Figure 3.. HypoxyStat administration results in tissue hypoxia comparable with inhaled hypoxia

(A) Left panel: blood and plasma pharmacokinetic profile of HypoxyStat following single oral administration in C57BL/6 mice (10 mg/kg in 0.5% HPMC). Right panel: blood levels of HypoxyStat following 12-day administration in C57BL/6 mice (20, 60, 200, and 600 mg/kg, 3 times per week in 0.5% HPMC). (B) Pharmacokinetic modeling of HypoxyStat at various schedules and doses. (C and D) (C) Plasma Epo concentration (n = 3+) and (D) hematocrit (n = 5+) following administration of HypoxyStat at 600 mg/kg, 3 times per week, in 0.5% HPMC for 12 days. (E–H) (E) Hematocrit, (F) plasma Epo, (G) blood glucose, and (H) five hypoxia-induced transcripts in the brain measured post daily administration of vehicle or HypoxyStat (400 mg/kg) or initiation of continuous 11% O₂ breathing. This was done after 2 days (plasma Epo, HIF targets) or after 2 weeks (hematocrit, blood glucose). p values relative to vehicle. HypoxyStat and inhaled hypoxia have similar effect sizes, whereas GBT-440 is less effective. *p < 0.05, **p < 0.01, ***p < 0.001, ****p < 0.0001, ANOVA. See also Figures S2 and S3.

Figure 4.. HypoxyStat improves survival and outcomes of Ndufs4 KO model of Leigh syndrome

(A) Kaplan-Meier survival curve of KO mice given vehicle vs. HypoxyStat (every 48 h or every 24 h, light blue and dark blue, respectively). The optimized dosing results in a 3–4× lifespan extension of KO mice. *p < 0.001 by Mantel-Cox test for 24 h dosing relative to vehicle and p < 0.01 for 48 h dosing. n = 6 (vehicle), n = 9 (48 h HypoxyStat), and n = 9 (24 h HypoxyStat). (B) Body weight (mean ± SD) of same cohort of mice as (A). (C) Representative neuropathology images of Iba1 staining in WT and KO mice +/− HypoxyStat or vehicle starting at P30. (D) Representative spontaneous movement traces of P50 mice from 48 h dosing (24 h dosing data in Figure S5). (E) Quantification of body temperature, time on accelerating rotating rotarod, and open-field movement in the same experimental groups. #p < 0.1,*p < 0.05, **p < 0.01, ***p < 0.001, ****p < 0.0001, ANOVA. See also Figures S4, S5, and S6.
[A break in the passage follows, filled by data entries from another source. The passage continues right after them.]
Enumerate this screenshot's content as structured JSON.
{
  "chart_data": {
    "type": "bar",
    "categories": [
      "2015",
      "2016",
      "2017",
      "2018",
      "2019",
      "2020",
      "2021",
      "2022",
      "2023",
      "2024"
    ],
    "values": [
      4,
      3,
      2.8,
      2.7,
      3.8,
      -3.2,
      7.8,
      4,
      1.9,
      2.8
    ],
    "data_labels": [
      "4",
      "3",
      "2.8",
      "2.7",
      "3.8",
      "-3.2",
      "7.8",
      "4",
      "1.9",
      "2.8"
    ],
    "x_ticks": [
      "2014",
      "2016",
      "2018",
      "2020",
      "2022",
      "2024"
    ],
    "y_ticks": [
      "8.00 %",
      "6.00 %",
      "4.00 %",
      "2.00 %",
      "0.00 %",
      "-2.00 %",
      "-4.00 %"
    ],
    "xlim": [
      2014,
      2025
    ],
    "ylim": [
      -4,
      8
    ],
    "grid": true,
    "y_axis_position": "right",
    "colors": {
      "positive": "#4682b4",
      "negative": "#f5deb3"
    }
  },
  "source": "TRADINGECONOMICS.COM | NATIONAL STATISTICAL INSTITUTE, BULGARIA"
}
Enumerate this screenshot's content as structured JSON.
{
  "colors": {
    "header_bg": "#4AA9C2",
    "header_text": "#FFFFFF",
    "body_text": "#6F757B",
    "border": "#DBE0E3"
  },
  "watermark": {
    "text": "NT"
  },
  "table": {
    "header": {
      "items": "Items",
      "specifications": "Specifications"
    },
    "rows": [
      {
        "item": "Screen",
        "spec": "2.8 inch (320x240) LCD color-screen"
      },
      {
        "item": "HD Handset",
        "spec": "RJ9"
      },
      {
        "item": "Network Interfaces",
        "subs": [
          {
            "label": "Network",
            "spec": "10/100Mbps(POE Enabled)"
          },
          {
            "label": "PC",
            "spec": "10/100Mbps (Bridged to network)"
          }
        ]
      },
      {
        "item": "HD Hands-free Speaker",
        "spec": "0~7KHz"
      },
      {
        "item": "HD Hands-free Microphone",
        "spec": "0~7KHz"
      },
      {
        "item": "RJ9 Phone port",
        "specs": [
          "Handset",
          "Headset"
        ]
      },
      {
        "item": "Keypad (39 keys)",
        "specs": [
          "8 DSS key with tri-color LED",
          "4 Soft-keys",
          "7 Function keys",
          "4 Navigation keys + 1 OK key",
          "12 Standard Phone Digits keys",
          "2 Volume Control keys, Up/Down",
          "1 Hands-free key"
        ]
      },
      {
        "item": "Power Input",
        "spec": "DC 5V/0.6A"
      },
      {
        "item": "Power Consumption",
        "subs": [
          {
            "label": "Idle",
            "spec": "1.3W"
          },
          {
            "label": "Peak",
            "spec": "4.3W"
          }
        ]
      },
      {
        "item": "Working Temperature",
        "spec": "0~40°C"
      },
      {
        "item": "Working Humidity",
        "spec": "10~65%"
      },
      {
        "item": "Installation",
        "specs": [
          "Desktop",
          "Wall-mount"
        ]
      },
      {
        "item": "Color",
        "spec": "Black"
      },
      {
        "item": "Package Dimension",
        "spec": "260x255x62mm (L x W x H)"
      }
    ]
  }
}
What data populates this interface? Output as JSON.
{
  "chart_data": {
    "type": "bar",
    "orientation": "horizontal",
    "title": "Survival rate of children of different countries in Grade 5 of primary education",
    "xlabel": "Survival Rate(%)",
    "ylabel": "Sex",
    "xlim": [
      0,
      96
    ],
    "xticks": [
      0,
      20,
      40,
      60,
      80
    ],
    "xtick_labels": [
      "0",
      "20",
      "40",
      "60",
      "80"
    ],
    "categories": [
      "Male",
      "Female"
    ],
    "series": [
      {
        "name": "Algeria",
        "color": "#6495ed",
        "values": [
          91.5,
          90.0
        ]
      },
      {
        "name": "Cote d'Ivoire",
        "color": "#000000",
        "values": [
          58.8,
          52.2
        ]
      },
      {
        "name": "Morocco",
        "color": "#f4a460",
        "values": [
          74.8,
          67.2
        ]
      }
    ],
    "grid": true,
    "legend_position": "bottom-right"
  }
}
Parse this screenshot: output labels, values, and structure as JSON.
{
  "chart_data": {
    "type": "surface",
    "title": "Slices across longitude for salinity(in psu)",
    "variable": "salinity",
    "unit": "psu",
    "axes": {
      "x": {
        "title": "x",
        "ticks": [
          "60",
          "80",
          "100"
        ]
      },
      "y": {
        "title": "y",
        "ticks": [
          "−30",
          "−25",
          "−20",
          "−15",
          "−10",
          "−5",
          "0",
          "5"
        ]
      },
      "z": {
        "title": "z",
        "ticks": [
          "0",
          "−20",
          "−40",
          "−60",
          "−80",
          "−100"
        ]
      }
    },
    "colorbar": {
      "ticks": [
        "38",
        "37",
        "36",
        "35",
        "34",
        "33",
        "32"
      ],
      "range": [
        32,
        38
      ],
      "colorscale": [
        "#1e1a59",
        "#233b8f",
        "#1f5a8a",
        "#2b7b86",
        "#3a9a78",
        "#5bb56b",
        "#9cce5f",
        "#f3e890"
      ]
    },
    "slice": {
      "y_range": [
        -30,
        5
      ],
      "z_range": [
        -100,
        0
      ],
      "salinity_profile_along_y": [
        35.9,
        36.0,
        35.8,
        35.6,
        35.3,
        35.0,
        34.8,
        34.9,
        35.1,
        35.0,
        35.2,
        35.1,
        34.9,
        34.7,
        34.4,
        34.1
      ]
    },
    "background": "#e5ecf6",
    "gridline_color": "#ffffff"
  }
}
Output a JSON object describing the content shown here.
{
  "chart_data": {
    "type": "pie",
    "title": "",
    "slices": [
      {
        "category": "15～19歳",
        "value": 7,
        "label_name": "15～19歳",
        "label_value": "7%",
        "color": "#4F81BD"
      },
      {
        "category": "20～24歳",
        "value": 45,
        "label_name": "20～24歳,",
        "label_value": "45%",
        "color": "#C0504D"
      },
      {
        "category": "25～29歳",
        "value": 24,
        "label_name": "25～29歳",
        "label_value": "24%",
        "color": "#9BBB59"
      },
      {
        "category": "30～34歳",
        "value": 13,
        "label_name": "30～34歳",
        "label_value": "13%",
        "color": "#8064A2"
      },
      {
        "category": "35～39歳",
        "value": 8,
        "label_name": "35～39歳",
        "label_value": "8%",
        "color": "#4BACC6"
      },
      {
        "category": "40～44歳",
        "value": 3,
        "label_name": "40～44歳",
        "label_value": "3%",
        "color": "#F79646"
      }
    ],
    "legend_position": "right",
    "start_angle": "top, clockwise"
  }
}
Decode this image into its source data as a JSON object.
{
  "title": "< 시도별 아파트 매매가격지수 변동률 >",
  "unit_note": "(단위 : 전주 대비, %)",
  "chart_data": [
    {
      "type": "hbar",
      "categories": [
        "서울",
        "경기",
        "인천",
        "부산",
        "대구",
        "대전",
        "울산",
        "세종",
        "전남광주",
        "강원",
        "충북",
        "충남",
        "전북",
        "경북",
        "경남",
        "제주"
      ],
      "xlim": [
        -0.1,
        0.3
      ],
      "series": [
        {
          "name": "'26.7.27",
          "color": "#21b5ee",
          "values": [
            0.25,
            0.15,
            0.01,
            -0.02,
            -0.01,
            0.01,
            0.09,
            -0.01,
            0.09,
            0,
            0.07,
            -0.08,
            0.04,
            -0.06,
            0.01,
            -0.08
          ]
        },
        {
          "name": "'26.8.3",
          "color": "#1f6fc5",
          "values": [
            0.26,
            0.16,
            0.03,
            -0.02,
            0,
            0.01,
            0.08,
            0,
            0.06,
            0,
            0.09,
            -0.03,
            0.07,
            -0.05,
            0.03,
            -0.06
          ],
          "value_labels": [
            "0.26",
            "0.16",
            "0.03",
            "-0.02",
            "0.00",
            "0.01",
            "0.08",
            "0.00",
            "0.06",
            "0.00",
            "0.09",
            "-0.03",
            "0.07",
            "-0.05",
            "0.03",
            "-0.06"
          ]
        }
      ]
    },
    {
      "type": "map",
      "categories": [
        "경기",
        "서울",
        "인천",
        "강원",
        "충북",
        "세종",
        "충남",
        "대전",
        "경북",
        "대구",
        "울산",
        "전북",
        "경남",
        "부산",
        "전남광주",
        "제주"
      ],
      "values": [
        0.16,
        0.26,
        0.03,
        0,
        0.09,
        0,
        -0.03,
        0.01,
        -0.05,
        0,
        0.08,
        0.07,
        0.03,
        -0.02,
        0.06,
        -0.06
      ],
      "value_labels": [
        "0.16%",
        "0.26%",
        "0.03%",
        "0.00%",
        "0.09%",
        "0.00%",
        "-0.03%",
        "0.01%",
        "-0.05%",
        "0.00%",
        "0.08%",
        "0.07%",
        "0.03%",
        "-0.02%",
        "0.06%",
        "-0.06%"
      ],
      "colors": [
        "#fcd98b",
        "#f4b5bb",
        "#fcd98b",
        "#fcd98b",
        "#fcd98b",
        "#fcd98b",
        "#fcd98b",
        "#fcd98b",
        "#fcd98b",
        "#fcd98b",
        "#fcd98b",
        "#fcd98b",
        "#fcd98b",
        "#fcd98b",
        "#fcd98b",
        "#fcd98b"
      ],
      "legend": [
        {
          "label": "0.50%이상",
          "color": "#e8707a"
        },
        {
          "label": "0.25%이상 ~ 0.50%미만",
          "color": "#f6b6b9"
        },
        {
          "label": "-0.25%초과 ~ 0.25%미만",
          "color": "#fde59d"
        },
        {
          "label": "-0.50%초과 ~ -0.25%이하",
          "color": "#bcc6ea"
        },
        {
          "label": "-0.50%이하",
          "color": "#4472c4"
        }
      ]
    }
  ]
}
Figure 5.. HypoxyStat reverses disease in Ndufs4 KO mice

(A) Kaplan-Meier Survival curve of KO mice treated at a very late stage of disease (once a subset of KO mice have already started dying). p < 0.05 by Mantel-Cox test. (B) Body weight (mean ± SD) of KO mice before and after daily treatment with HypoxyStat. (C and D) (C) Neuropathology; (D) body temperature, rotarod, and open-field data for KO mice before (P50) or after initiation of HypoxyStat at late stages of disease (P80). **p < 0.01, unpaired t test.